In Africa, former President Bill Clinton sat down for an exclusive interview with NBC’s Cynthia McFadden on the work of the Clinton Foundation and the controversy over it in light of wife Hillary Clinton’s presidential bid. Here are our fivetakeaways from the interview:
1. “There’s one set of rules for us and another set for everybody else”: Bill Clinton argued that there’s a double standard in American politics where there’s so much scrutiny on the Clinton Foundation’s donors (most of whom are disclosed) than the donations to dark-money organizations like, say, the Koch Brothers’ organizations (which aren’t disclosed). “All I’m saying is the idea that there’s one set of rules for us and another set for everybody else is true,” Clinton said. “The guy that filled out the [990 tax] forms made an error,” he added. “Now that is a bigger problem, according to the press, than the other people running for president willing to take dark money, secret money, secret from beginning to end.”
2. No quid pro quos: Also in the interview, Clinton maintained that Foundation donations or speaker fees haven’t influenced government policy. “There is no doubt in my mind that we have never done anything knowingly inappropriate in terms of taking money to influence any kind of American government policy,” he said. “That just hasn’t happened.” He also quoted his wife telling him, “No one has ever tried to influence me by helping you.” (FYI: Conservative outlets will have a field day with Clinton’s “knowingly inappropriate” line.)
3. Clinton might step down from the Clinton Foundation if Hillary becomes president: Clinton entertained the idea of stepping down from the Clinton Foundation if wife Hillary wins the White House.
MCFADDEN: If your wife is elected president, will you step down from the foundation?

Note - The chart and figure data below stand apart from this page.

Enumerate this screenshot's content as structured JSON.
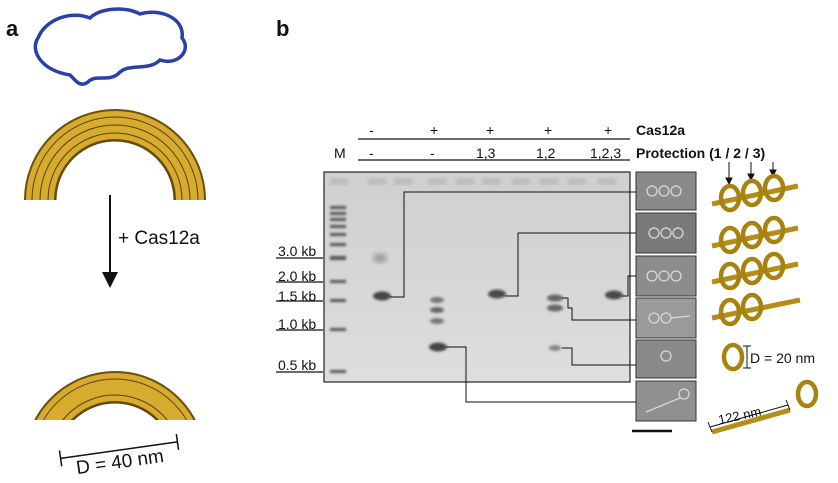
{
  "panels": {
    "a": "a",
    "b": "b"
  },
  "panel_a": {
    "reaction_label": "+ Cas12a",
    "diameter_label": "D = 40 nm"
  },
  "panel_b": {
    "row_labels": {
      "cas12a": "Cas12a",
      "protection": "Protection (1 / 2 / 3)"
    },
    "marker_label": "M",
    "lanes": [
      {
        "cas12a": "-",
        "protection": "-"
      },
      {
        "cas12a": "+",
        "protection": "-"
      },
      {
        "cas12a": "+",
        "protection": "1,3"
      },
      {
        "cas12a": "+",
        "protection": "1,2"
      },
      {
        "cas12a": "+",
        "protection": "1,2,3"
      }
    ],
    "ladder": [
      "3.0 kb",
      "2.0 kb",
      "1.5 kb",
      "1.0 kb",
      "0.5 kb"
    ],
    "ring_diameter_label": "D = 20 nm",
    "rod_length_label": "122 nm"
  },
  "colors": {
    "dna": "#2b3fa8",
    "origami": "#c9a12a",
    "gel": "#d6d6d6"
  }
}
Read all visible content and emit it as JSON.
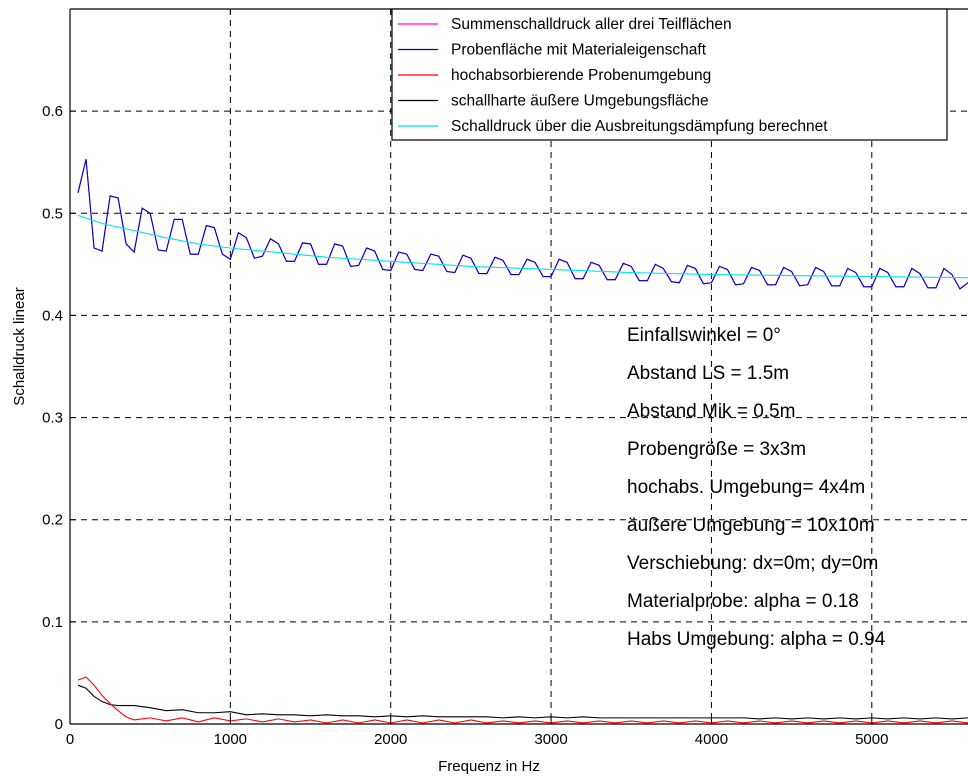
{
  "chart_data": {
    "type": "line",
    "title": "",
    "xlabel": "Frequenz in Hz",
    "ylabel": "Schalldruck linear",
    "xlim": [
      0,
      5600
    ],
    "ylim": [
      0,
      0.7
    ],
    "xticks": [
      0,
      1000,
      2000,
      3000,
      4000,
      5000
    ],
    "xtick_labels": [
      "0",
      "1000",
      "2000",
      "3000",
      "4000",
      "5000"
    ],
    "yticks": [
      0,
      0.1,
      0.2,
      0.3,
      0.4,
      0.5,
      0.6
    ],
    "ytick_labels": [
      "0",
      "0.1",
      "0.2",
      "0.3",
      "0.4",
      "0.5",
      "0.6"
    ],
    "grid": true,
    "legend_position": "top-right",
    "series": [
      {
        "name": "Summenschalldruck aller drei Teilflächen",
        "color": "#ff00ff",
        "x": [
          50,
          100,
          150,
          200,
          250,
          300,
          350,
          400,
          450,
          500,
          550,
          600,
          650,
          700,
          750,
          800,
          850,
          900,
          950,
          1000,
          1050,
          1100,
          1150,
          1200,
          1250,
          1300,
          1350,
          1400,
          1450,
          1500,
          1550,
          1600,
          1650,
          1700,
          1750,
          1800,
          1850,
          1900,
          1950,
          2000,
          2050,
          2100,
          2150,
          2200,
          2250,
          2300,
          2350,
          2400,
          2450,
          2500,
          2550,
          2600,
          2650,
          2700,
          2750,
          2800,
          2850,
          2900,
          2950,
          3000,
          3050,
          3100,
          3150,
          3200,
          3250,
          3300,
          3350,
          3400,
          3450,
          3500,
          3550,
          3600,
          3650,
          3700,
          3750,
          3800,
          3850,
          3900,
          3950,
          4000,
          4050,
          4100,
          4150,
          4200,
          4250,
          4300,
          4350,
          4400,
          4450,
          4500,
          4550,
          4600,
          4650,
          4700,
          4750,
          4800,
          4850,
          4900,
          4950,
          5000,
          5050,
          5100,
          5150,
          5200,
          5250,
          5300,
          5350,
          5400,
          5450,
          5500,
          5550,
          5600
        ],
        "y": [
          0.52,
          0.553,
          0.466,
          0.463,
          0.517,
          0.515,
          0.47,
          0.462,
          0.505,
          0.5,
          0.464,
          0.463,
          0.494,
          0.494,
          0.46,
          0.46,
          0.488,
          0.486,
          0.46,
          0.455,
          0.481,
          0.476,
          0.456,
          0.458,
          0.475,
          0.47,
          0.453,
          0.453,
          0.471,
          0.47,
          0.45,
          0.45,
          0.47,
          0.468,
          0.448,
          0.449,
          0.466,
          0.463,
          0.445,
          0.444,
          0.462,
          0.46,
          0.445,
          0.444,
          0.46,
          0.458,
          0.443,
          0.442,
          0.459,
          0.456,
          0.441,
          0.441,
          0.457,
          0.454,
          0.44,
          0.44,
          0.455,
          0.452,
          0.438,
          0.438,
          0.455,
          0.452,
          0.436,
          0.436,
          0.452,
          0.449,
          0.435,
          0.435,
          0.451,
          0.448,
          0.434,
          0.434,
          0.45,
          0.446,
          0.433,
          0.432,
          0.449,
          0.446,
          0.431,
          0.432,
          0.448,
          0.445,
          0.43,
          0.431,
          0.447,
          0.444,
          0.43,
          0.43,
          0.447,
          0.443,
          0.429,
          0.43,
          0.447,
          0.443,
          0.429,
          0.429,
          0.446,
          0.442,
          0.428,
          0.428,
          0.446,
          0.442,
          0.428,
          0.428,
          0.446,
          0.441,
          0.427,
          0.427,
          0.446,
          0.44,
          0.426,
          0.432
        ]
      },
      {
        "name": "Probenfläche mit Materialeigenschaft",
        "color": "#0000cc",
        "x": [
          50,
          100,
          150,
          200,
          250,
          300,
          350,
          400,
          450,
          500,
          550,
          600,
          650,
          700,
          750,
          800,
          850,
          900,
          950,
          1000,
          1050,
          1100,
          1150,
          1200,
          1250,
          1300,
          1350,
          1400,
          1450,
          1500,
          1550,
          1600,
          1650,
          1700,
          1750,
          1800,
          1850,
          1900,
          1950,
          2000,
          2050,
          2100,
          2150,
          2200,
          2250,
          2300,
          2350,
          2400,
          2450,
          2500,
          2550,
          2600,
          2650,
          2700,
          2750,
          2800,
          2850,
          2900,
          2950,
          3000,
          3050,
          3100,
          3150,
          3200,
          3250,
          3300,
          3350,
          3400,
          3450,
          3500,
          3550,
          3600,
          3650,
          3700,
          3750,
          3800,
          3850,
          3900,
          3950,
          4000,
          4050,
          4100,
          4150,
          4200,
          4250,
          4300,
          4350,
          4400,
          4450,
          4500,
          4550,
          4600,
          4650,
          4700,
          4750,
          4800,
          4850,
          4900,
          4950,
          5000,
          5050,
          5100,
          5150,
          5200,
          5250,
          5300,
          5350,
          5400,
          5450,
          5500,
          5550,
          5600
        ],
        "y": [
          0.52,
          0.553,
          0.466,
          0.463,
          0.517,
          0.515,
          0.47,
          0.462,
          0.505,
          0.5,
          0.464,
          0.463,
          0.494,
          0.494,
          0.46,
          0.46,
          0.488,
          0.486,
          0.46,
          0.455,
          0.481,
          0.476,
          0.456,
          0.458,
          0.475,
          0.47,
          0.453,
          0.453,
          0.471,
          0.47,
          0.45,
          0.45,
          0.47,
          0.468,
          0.448,
          0.449,
          0.466,
          0.463,
          0.445,
          0.444,
          0.462,
          0.46,
          0.445,
          0.444,
          0.46,
          0.458,
          0.443,
          0.442,
          0.459,
          0.456,
          0.441,
          0.441,
          0.457,
          0.454,
          0.44,
          0.44,
          0.455,
          0.452,
          0.438,
          0.438,
          0.455,
          0.452,
          0.436,
          0.436,
          0.452,
          0.449,
          0.435,
          0.435,
          0.451,
          0.448,
          0.434,
          0.434,
          0.45,
          0.446,
          0.433,
          0.432,
          0.449,
          0.446,
          0.431,
          0.432,
          0.448,
          0.445,
          0.43,
          0.431,
          0.447,
          0.444,
          0.43,
          0.43,
          0.447,
          0.443,
          0.429,
          0.43,
          0.447,
          0.443,
          0.429,
          0.429,
          0.446,
          0.442,
          0.428,
          0.428,
          0.446,
          0.442,
          0.428,
          0.428,
          0.446,
          0.441,
          0.427,
          0.427,
          0.446,
          0.44,
          0.426,
          0.432
        ]
      },
      {
        "name": "hochabsorbierende Probenumgebung",
        "color": "#ff0000",
        "x": [
          50,
          100,
          150,
          200,
          250,
          300,
          350,
          400,
          500,
          600,
          700,
          800,
          900,
          1000,
          1100,
          1200,
          1300,
          1400,
          1500,
          1600,
          1700,
          1800,
          1900,
          2000,
          2100,
          2200,
          2300,
          2400,
          2500,
          2600,
          2700,
          2800,
          2900,
          3000,
          3100,
          3200,
          3300,
          3400,
          3500,
          3600,
          3700,
          3800,
          3900,
          4000,
          4100,
          4200,
          4300,
          4400,
          4500,
          4600,
          4700,
          4800,
          4900,
          5000,
          5100,
          5200,
          5300,
          5400,
          5500,
          5600
        ],
        "y": [
          0.043,
          0.046,
          0.038,
          0.028,
          0.02,
          0.013,
          0.007,
          0.004,
          0.006,
          0.003,
          0.006,
          0.002,
          0.006,
          0.003,
          0.005,
          0.002,
          0.005,
          0.002,
          0.004,
          0.001,
          0.004,
          0.001,
          0.004,
          0.001,
          0.004,
          0.001,
          0.004,
          0.001,
          0.004,
          0.001,
          0.003,
          0.001,
          0.003,
          0.001,
          0.003,
          0.001,
          0.003,
          0.001,
          0.003,
          0.001,
          0.003,
          0.001,
          0.003,
          0.001,
          0.003,
          0.001,
          0.003,
          0.001,
          0.003,
          0.001,
          0.003,
          0.001,
          0.003,
          0.001,
          0.003,
          0.001,
          0.003,
          0.001,
          0.003,
          0.001
        ]
      },
      {
        "name": "schallharte äußere Umgebungsfläche",
        "color": "#000000",
        "x": [
          50,
          100,
          150,
          200,
          250,
          300,
          400,
          500,
          600,
          700,
          800,
          900,
          1000,
          1100,
          1200,
          1300,
          1400,
          1500,
          1600,
          1700,
          1800,
          1900,
          2000,
          2100,
          2200,
          2300,
          2400,
          2500,
          2600,
          2700,
          2800,
          2900,
          3000,
          3100,
          3200,
          3300,
          3400,
          3500,
          3600,
          3700,
          3800,
          3900,
          4000,
          4100,
          4200,
          4300,
          4400,
          4500,
          4600,
          4700,
          4800,
          4900,
          5000,
          5100,
          5200,
          5300,
          5400,
          5500,
          5600
        ],
        "y": [
          0.038,
          0.035,
          0.027,
          0.022,
          0.019,
          0.018,
          0.018,
          0.016,
          0.013,
          0.014,
          0.011,
          0.011,
          0.012,
          0.009,
          0.01,
          0.009,
          0.009,
          0.008,
          0.009,
          0.008,
          0.008,
          0.007,
          0.008,
          0.007,
          0.008,
          0.007,
          0.007,
          0.007,
          0.007,
          0.006,
          0.007,
          0.006,
          0.007,
          0.006,
          0.007,
          0.006,
          0.006,
          0.006,
          0.006,
          0.006,
          0.006,
          0.006,
          0.006,
          0.006,
          0.006,
          0.005,
          0.006,
          0.005,
          0.006,
          0.005,
          0.006,
          0.005,
          0.006,
          0.005,
          0.006,
          0.005,
          0.006,
          0.005,
          0.006
        ]
      },
      {
        "name": "Schalldruck über die Ausbreitungsdämpfung berechnet",
        "color": "#00e5e5",
        "x": [
          50,
          200,
          400,
          600,
          800,
          1000,
          1200,
          1400,
          1600,
          1800,
          2000,
          2500,
          3000,
          3500,
          4000,
          4500,
          5000,
          5600
        ],
        "y": [
          0.498,
          0.49,
          0.483,
          0.476,
          0.47,
          0.466,
          0.463,
          0.46,
          0.457,
          0.455,
          0.453,
          0.448,
          0.445,
          0.442,
          0.44,
          0.439,
          0.438,
          0.437
        ]
      }
    ],
    "annotations": [
      "Einfallswinkel = 0°",
      "Abstand LS = 1.5m",
      "Abstand Mik = 0.5m",
      "Probengröße = 3x3m",
      "hochabs. Umgebung= 4x4m",
      "äußere Umgebung = 10x10m",
      "Verschiebung: dx=0m; dy=0m",
      "Materialprobe: alpha = 0.18",
      "Habs Umgebung: alpha = 0.94"
    ]
  }
}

BILL CLINTON: Well, I’ll decide. If– if it’s the right thing to do, I will… MCFADDEN: I mean, why might you step down if she were elected president? CLINTON: Well, I might if I were asked to do something in the public interest that I had an obligation to do. Or I might take less of an executive role. I mean, I really– I work at this. And I’m involved in this as you can see. So I might do that. But we’ll cross that bridge when we come to it.